There were cries for fireproof suits to protect the poor sods on the baseline, so it was decided to test the effectiveness of the 1970s-vintage combat suit, in all of its lined cotton glory, with and woolly layers and shirts hairy. A combat suit has a pint of petrol poured over it, and is set alight and extinguished with CO2 after thirty seconds (a hopefully realistic period by which your mates should have smothered the flames). The inside of the inside lining hasn't charred. They relight it for another thirty seconds. Still no burn-through - this eventually takes 90 seconds or so, and it's reckoned that the cotton is acting like a wick; the flame is burning away from the suit.

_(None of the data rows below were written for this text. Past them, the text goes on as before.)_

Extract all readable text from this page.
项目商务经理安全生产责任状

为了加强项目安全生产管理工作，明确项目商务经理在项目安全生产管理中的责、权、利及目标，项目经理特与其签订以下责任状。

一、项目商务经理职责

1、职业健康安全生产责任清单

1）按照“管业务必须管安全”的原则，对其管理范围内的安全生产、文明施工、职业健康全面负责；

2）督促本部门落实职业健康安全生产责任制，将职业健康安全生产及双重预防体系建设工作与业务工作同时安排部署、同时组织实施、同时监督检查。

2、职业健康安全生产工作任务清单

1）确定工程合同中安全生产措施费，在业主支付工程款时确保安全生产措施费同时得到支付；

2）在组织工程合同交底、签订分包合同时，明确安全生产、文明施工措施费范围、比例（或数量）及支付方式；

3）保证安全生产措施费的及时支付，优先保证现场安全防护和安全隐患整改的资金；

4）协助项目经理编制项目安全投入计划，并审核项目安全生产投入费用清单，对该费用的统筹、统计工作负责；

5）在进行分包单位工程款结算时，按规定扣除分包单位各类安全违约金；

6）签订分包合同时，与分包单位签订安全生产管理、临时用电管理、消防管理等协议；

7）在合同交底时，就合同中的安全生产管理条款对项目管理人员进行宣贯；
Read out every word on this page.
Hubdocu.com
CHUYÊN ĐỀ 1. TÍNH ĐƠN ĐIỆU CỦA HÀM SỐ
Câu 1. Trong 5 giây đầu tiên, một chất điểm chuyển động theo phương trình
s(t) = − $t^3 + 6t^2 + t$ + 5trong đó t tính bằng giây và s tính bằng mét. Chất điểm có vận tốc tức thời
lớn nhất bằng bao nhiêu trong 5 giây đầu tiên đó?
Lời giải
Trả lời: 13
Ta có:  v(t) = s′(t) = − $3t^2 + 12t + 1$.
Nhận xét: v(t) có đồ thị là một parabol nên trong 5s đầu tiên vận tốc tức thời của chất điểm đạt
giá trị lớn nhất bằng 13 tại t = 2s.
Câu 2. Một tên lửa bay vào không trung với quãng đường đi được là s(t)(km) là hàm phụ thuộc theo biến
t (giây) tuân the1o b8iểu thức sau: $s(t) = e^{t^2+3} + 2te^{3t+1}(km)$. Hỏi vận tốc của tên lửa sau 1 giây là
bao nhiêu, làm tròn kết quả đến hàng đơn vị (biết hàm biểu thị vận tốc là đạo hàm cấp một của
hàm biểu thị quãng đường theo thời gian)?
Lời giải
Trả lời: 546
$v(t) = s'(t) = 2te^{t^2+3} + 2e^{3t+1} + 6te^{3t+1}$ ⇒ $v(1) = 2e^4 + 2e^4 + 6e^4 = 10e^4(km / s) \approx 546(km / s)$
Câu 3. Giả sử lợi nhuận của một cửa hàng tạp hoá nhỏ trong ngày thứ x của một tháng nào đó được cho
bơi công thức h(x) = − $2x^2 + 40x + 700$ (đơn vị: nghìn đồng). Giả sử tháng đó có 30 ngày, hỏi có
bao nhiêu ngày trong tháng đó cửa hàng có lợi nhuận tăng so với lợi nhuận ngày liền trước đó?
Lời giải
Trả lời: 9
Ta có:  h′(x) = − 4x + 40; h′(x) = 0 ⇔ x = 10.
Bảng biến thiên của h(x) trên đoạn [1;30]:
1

The advantage of the F1 suit only comes if you haven't got a mate near you with a fire extinguisher.
IIRC, someone in NITAT(G) did trial the fireproofing of the woolly jumper, by attempting to throw a petrol-bomb overhand while standing in a doorframe. Think about it. Instead, he got to discover that Paderborn hospital had a Europe-leading burns unit, and was lucky to end up with only a few scars to show after an appearance as a human torch...
The FR shite in RN kit comes out after a couple of washes, rendering you a poly cotton guy fawkes. That's why you don't wash your battle ovies and anti flash when scrapping the fuzzy wuzzys to preserve the FR quality
Edited to add: Instinct, you've spelt Matelot wrong, no wonder you're only pretending.